Merrie closed her eyes and let out a soft breath. Even though Tai's fantasies of saving Merrie from an imaginary hell, Merrie couldn't stay with the well-meaning guard. She didn't deserve to live, much less find comfort. Even if she did, it would be an empty lie. Merrie's needs had been awakened at the mill. She needed to be dominated and beaten, fucked and punished. She reached out with her mind looking for any of that in Tai, but she could only find compassion and a need for love.

“Turn over and let me get to the rest of you.”

A tiny order that left a little thrill coursing through Merrie's veins, but it was the most that Tai could give her. With a long sigh, Merrie rolled over, splashing in the tub, and braced herself.

“Fuck me with swords, they gave you a tail too?” Tai's disgust was a bitter glare in Merrie's thoughts.

Merrie's cheeks burned with humiliation. She was beautiful, her master said so, but she didn't feel it with Tai. She closed her eyes and stopped hoping. She had to escape the mansion, find some place, and end the pain.

The washcloth felt good against her skin, though, as Tai finished scrubbing the days of dried blood and vomit from her skin. Merrie spread her legs to give Tai access to her ass and pussy, where the geas had torn her open.

Guilty lust burned brightly as Tail scrubbed the washcloth between her legs, working the soaked, slick fabric along her ass and the length of her slit. She gulped as she scrubbed Merrie, the lust burning. She “accidentally” let one finger slip away from the cloth to test Merrie's reaction.

Merrie, reading her mind, couldn't help but let out a soft moan. The finger felt good against her clitoris. It was an empty pleasure and without love, but her body grew hotter with the sensations.

When Merrie didn't flinch, Tai stroked her finger back and forth. Guilt burned inside her as she did, but so did the lust. Her thoughts seeped through Merrie's shields, painful and raw. (Please, please, to the swords, let her be into girls. I would give anything. Please, please?)

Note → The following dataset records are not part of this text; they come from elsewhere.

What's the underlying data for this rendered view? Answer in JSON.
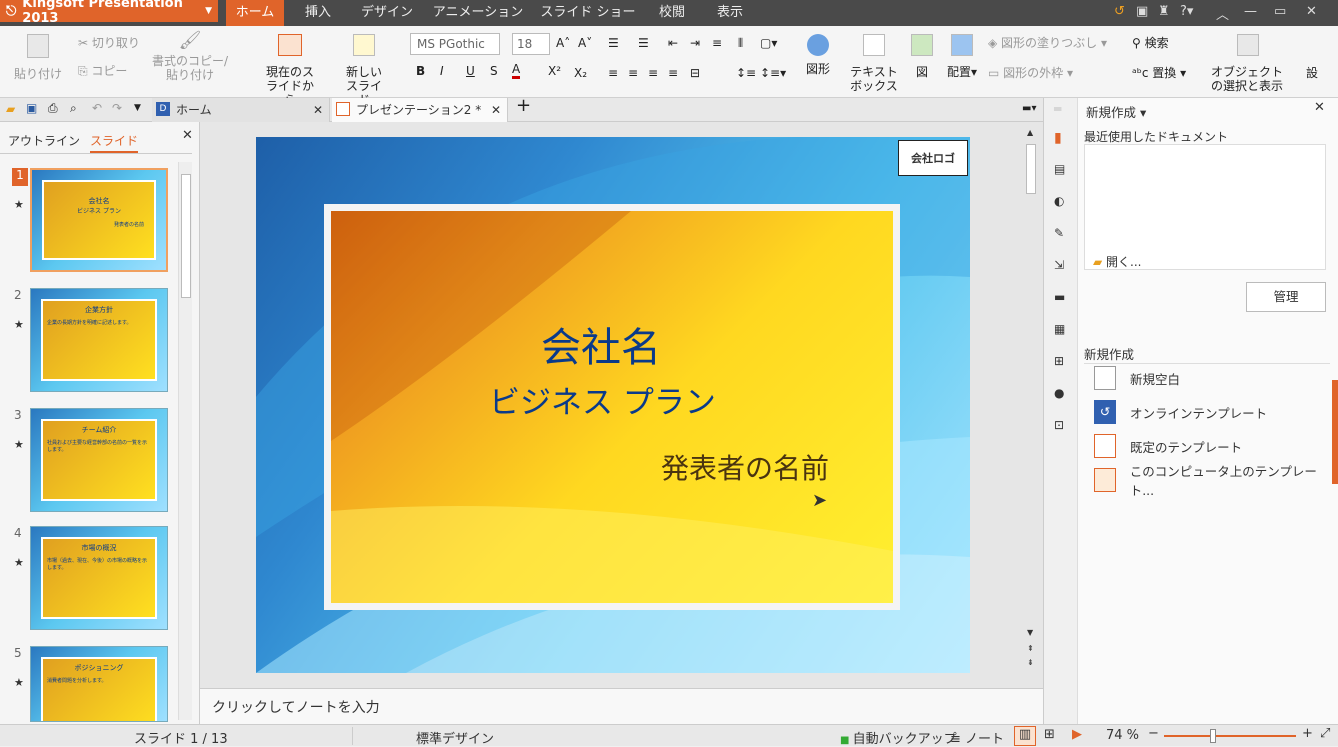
{
  "app": {
    "title": "Kingsoft Presentation 2013"
  },
  "menu": [
    "ホーム",
    "挿入",
    "デザイン",
    "アニメーション",
    "スライド ショー",
    "校閲",
    "表示"
  ],
  "ribbon": {
    "paste": "貼り付け",
    "cut": "切り取り",
    "copy": "コピー",
    "format_copy": "書式のコピー/貼り付け",
    "from_current": "現在のスライドから",
    "new_slide": "新しいスライド",
    "font_name": "MS PGothic",
    "font_size": "18",
    "shape": "図形",
    "textbox": "テキストボックス",
    "picture": "図",
    "arrange": "配置",
    "shape_fill": "図形の塗りつぶし",
    "shape_outline": "図形の外枠",
    "find": "検索",
    "replace": "置換",
    "select_objects": "オブジェクトの選択と表示",
    "settings_partial": "設"
  },
  "tabs": [
    {
      "label": "ホーム"
    },
    {
      "label": "プレゼンテーション2 *"
    }
  ],
  "leftpane": {
    "tab_outline": "アウトライン",
    "tab_slides": "スライド",
    "slides": [
      {
        "num": "1",
        "title": "会社名",
        "sub": "ビジネス プラン",
        "extra": "発表者の名前"
      },
      {
        "num": "2",
        "title": "企業方針",
        "sub": "企業の長期方針を明確に記述します。"
      },
      {
        "num": "3",
        "title": "チーム紹介",
        "sub": "社員および主要な経営幹部の名前の一覧を示します。"
      },
      {
        "num": "4",
        "title": "市場の概況",
        "sub": "市場（過去、現在、今後）の市場の概略を示します。"
      },
      {
        "num": "5",
        "title": "ポジショニング",
        "sub": "消費者問題を分析します。"
      }
    ]
  },
  "slide": {
    "logo": "会社ロゴ",
    "title": "会社名",
    "subtitle": "ビジネス プラン",
    "presenter": "発表者の名前"
  },
  "notes": {
    "placeholder": "クリックしてノートを入力"
  },
  "panel": {
    "header": "新規作成",
    "recent": "最近使用したドキュメント",
    "open": "開く...",
    "manage": "管理",
    "new_section": "新規作成",
    "items": [
      "新規空白",
      "オンラインテンプレート",
      "既定のテンプレート",
      "このコンピュータ上のテンプレート..."
    ]
  },
  "status": {
    "slide_pos": "スライド 1 / 13",
    "design": "標準デザイン",
    "backup": "自動バックアップ",
    "notes": "ノート",
    "zoom": "74 %"
  },
  "colors": {
    "accent": "#e0642a",
    "titlebar": "#4a4a4a",
    "slide_text": "#0a3a8a"
  }
}
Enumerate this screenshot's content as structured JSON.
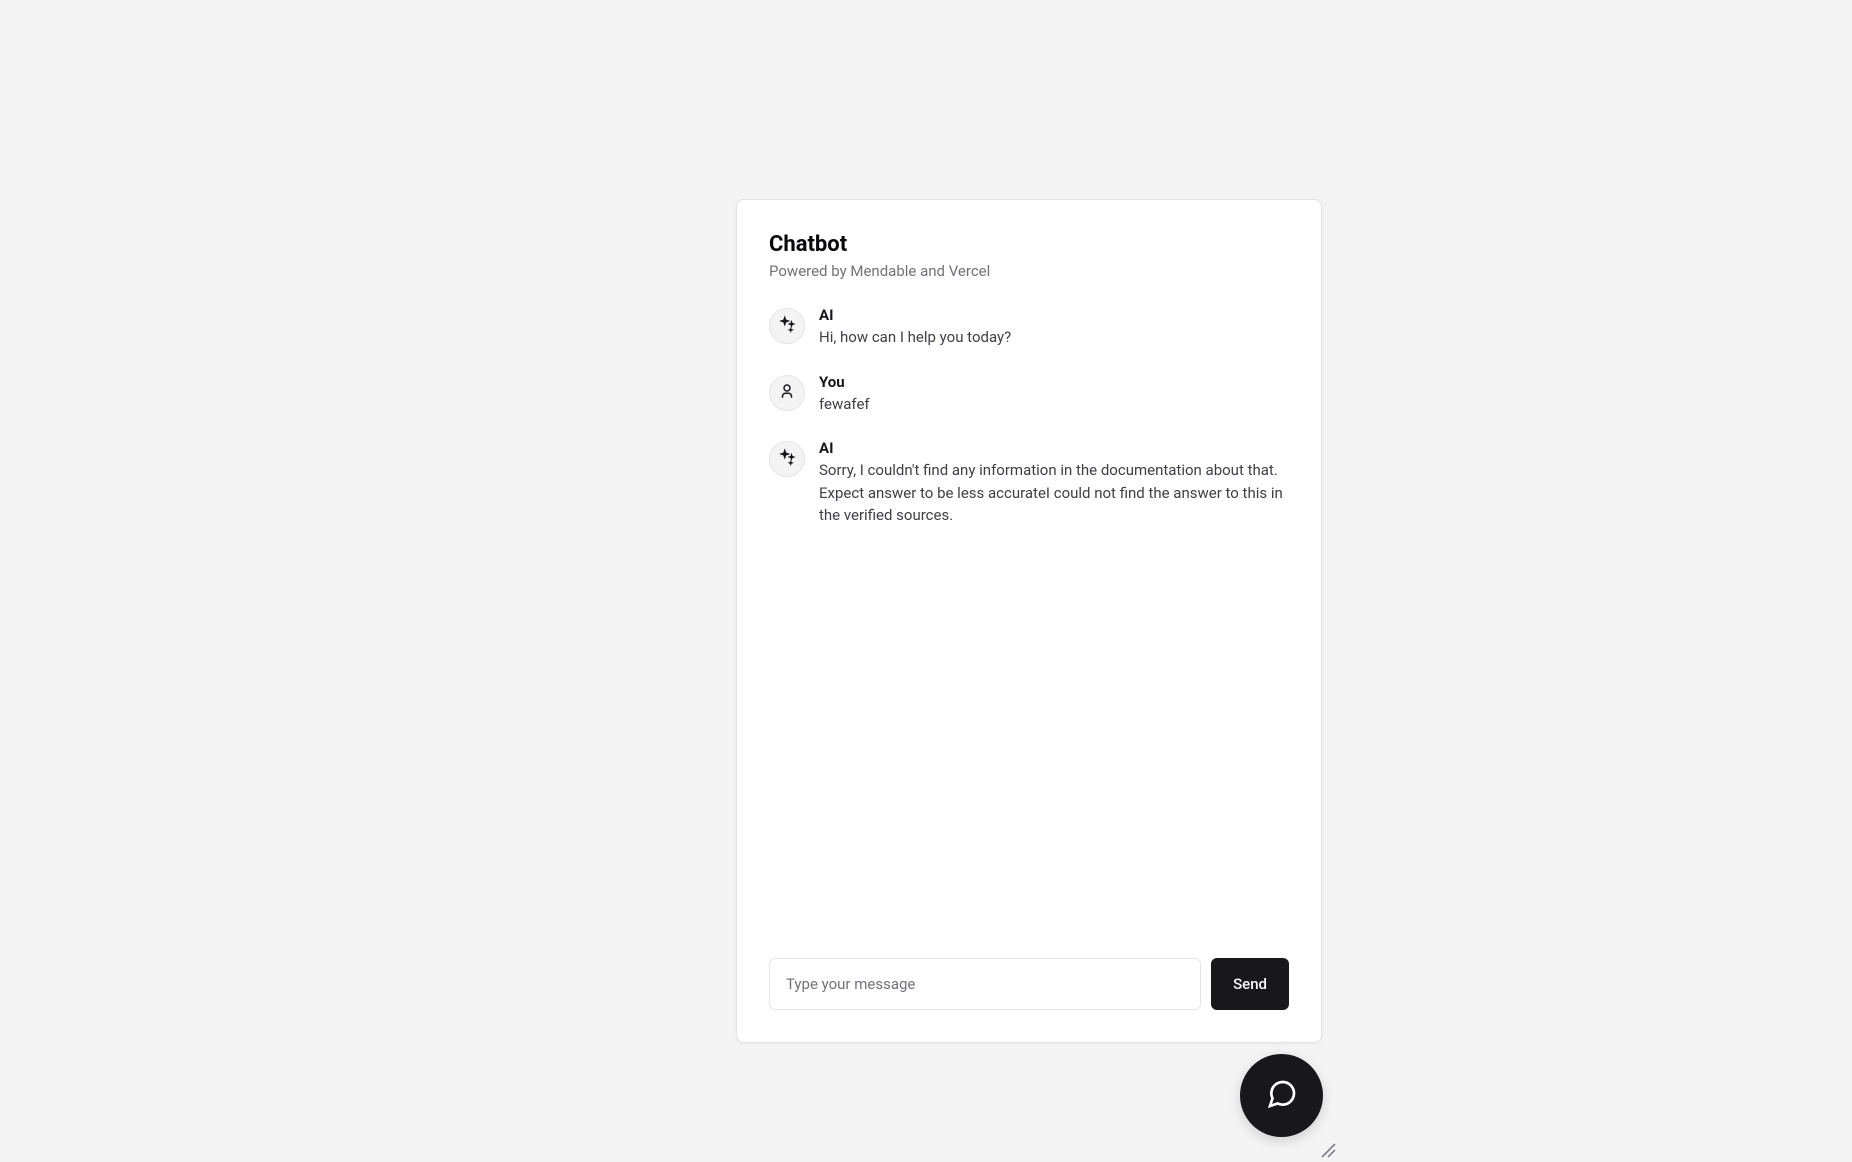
{
  "header": {
    "title": "Chatbot",
    "subtitle": "Powered by Mendable and Vercel"
  },
  "messages": [
    {
      "role": "ai",
      "sender": "AI",
      "text": "Hi, how can I help you today?"
    },
    {
      "role": "user",
      "sender": "You",
      "text": "fewafef"
    },
    {
      "role": "ai",
      "sender": "AI",
      "text": "Sorry, I couldn't find any information in the documentation about that. Expect answer to be less accurateI could not find the answer to this in the verified sources."
    }
  ],
  "input": {
    "placeholder": "Type your message",
    "value": ""
  },
  "send_label": "Send"
}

Merrie left the hope and desire burning inside the guard. She wanted to fulfill it, to give her pleasure, even though she felt nothing for the woman. She rocked her hip forward to give more access to the fingers caressing her heated sex.

(Swords, she's letting me. I'm fingering her. Oh, please—)

A high-pitched bell ran out. Both Tai and Merrie jerked from the suddenness.

Merrie frowned, she didn't remember a bell like that in the house. It ran out again and she realized it wasn't from the mansion. It came from inside Tai's head as a telepathic connection was forged with her.

(Attention, Vigilant Guard Tai,) it was a woman's voice, filled with stern hardness, barely hidden jealousy, and disapproval. The thoughts were strong and powerful. It came with a name and an image of a slender blonde sitting at a table. Gail.

Tai's emotions turned to frustration and guilt. She yanked her fingers from Merrie's pussy as she sat up.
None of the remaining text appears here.